No lo sé, pero intentar contestar esa pregunta en cada ensayo es fundamental. En el mundo de
todo vale, tratar de imponer esta pregunta es, al menos, pertinente. Creo que no hay una
manera sola o buena de crear, pero tampoco creo que se pueda crear de cualquier modo. El
deber ser en un ámbito tan libre como el creativo siempre conlleva ribetes fascistas, pero es un
peligro que asumo con el fin de no abandonar una pregunta que debe interpelarme cada vez
que encamino un proceso creativo. Pertenezco a un grupo – COMPLOT *- que no tiene actores
estables, no tenemos teatro, no tenemos reuniones periódicas (nos vemos todos juntos, los
cinco, una sola vez al año o menos) y no pretendemos que todos los grupos sigan nuestro
modelo de organización, pero si pretendemos tener un lugar, un espacio de validez,
reclamamos el derecho a pertenecer desde la diferencia. Se ha acusado mucho a los creadores
contemporáneos de poner lo individual por sobre lo colectivo. Se ha sobre valorizado, por lo
menos en mi país, la idea de colectivo, grupo, trabajo, roles, participación, como si todo esto
fuese positivo per se. En COMPLOT creemos que el colectivo debe impulsar la individualidad
de cada uno de sus integrantes y esto es una oposición clara a la idea clásica de grupo en
donde todos trabajan por el bien colectivo incluso sacrificando lucimientos personales. Notesé
que uso la palabra lucimiento, porque ha sido la palabra que durante años utilizaron para
limitar el crecimiento de alguna persona en un grupo. Lucir, sobre salir, destacarse estaba mal,
pues opacaba y dejaba atrás a los otros compañeros. En nuestro grupo pretendemos
continuamente ser una herramienta de crecimiento individual de las personas, no tenemos
asambleas ni comisiones de trabajo, no se es de COMPLOT, se trabaja con COMPLOT.

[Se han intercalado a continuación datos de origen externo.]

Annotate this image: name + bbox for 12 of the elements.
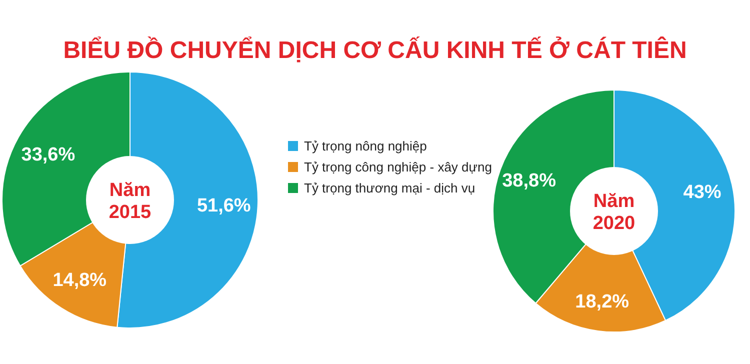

El teatro que actualmente hago y me interesa es un teatro que no reclama, sino que combate
por su espacio y su derecho a existir. Un teatro que mientras entretiene molesta, he ahí su
intención de retener al espectador, para defraudarlo. El espectador quiere una experiencia de
goce y recibe a cambio el sabor agridulce de la política. Quiere descansar, quiere apaciguar su
conciencia, pero lo hemos engañado y no lo vamos a soltar. Un teatro trampa – a decir de
Javier Daulte- que al igual que Hamlet urde una obra para despertar la conciencia de Claudio
en la platea, pero con la gran diferencia de que este Hamlet se ha dado cuenta que en su
platea ya no está Claudio, sino que está poblado de Hamlets que lo único que quieren es que le
cuenten una y otra vez la historia que ya conocen, para tranquilizarse, para no sentirse solos,
para saber que al menos alguien piensa como ellos. Este teatro tranquilizador de conciencias
debe modificarse y es por eso que, en la estrategia de quien escribe estas líneas , si la platea se
nos ofrece llena de Hamlets entonces el creador debe transformarse radicalmente en un
Claudio que urde un trampa. Un teatro de discurso filofascista para un público bien pensante
que solo quiere recibir placer. Que maravilloso mundo de asco, enojo, indignación,
aburrimiento e ira hemos abandonado por la droga de la risa y el entretenimiento. Hemos
cuidado tanto al público que este se ha dormido y solo quiere que le sigamos contando un
lindo sueño para no despertar jamás. Se trata de darle al público un poco de su propio
chocolate, utilizar el entretenimiento y la risa para defraudarlo, para molestarlo, para decirle
en la cara cosas que no pagó para escuchar.
Se trata, al mismo tiempo, del derecho a pensar, reflexionar y filosofar. Se trata de imponer un
trabajo arduo para el espectador, una participación real de su pensamiento, una interpelación
honesta desde el escenario. No se trata de revelar una verdad, se trata de revelar una mentira
pero de tal forma que implique un gran trabajo para el espectador tirar esa mentira abajo. Es
una bella guerra de las mentiras inteligentes contra las verdades perezosas.
La fantasía como estrategia y la política como fin, sin olvidarnos jamás que somos Hamlet
disfrazado de Claudio y que debemos comprometernos con ese papel. Se trata de sugerir, en
lugar del sueño tranquilizador, una pesadilla inquietante. Una pesadilla que nos mantenga
alerta, que nos despierte nerviosos, que en vez de conmovernos, nos remueva.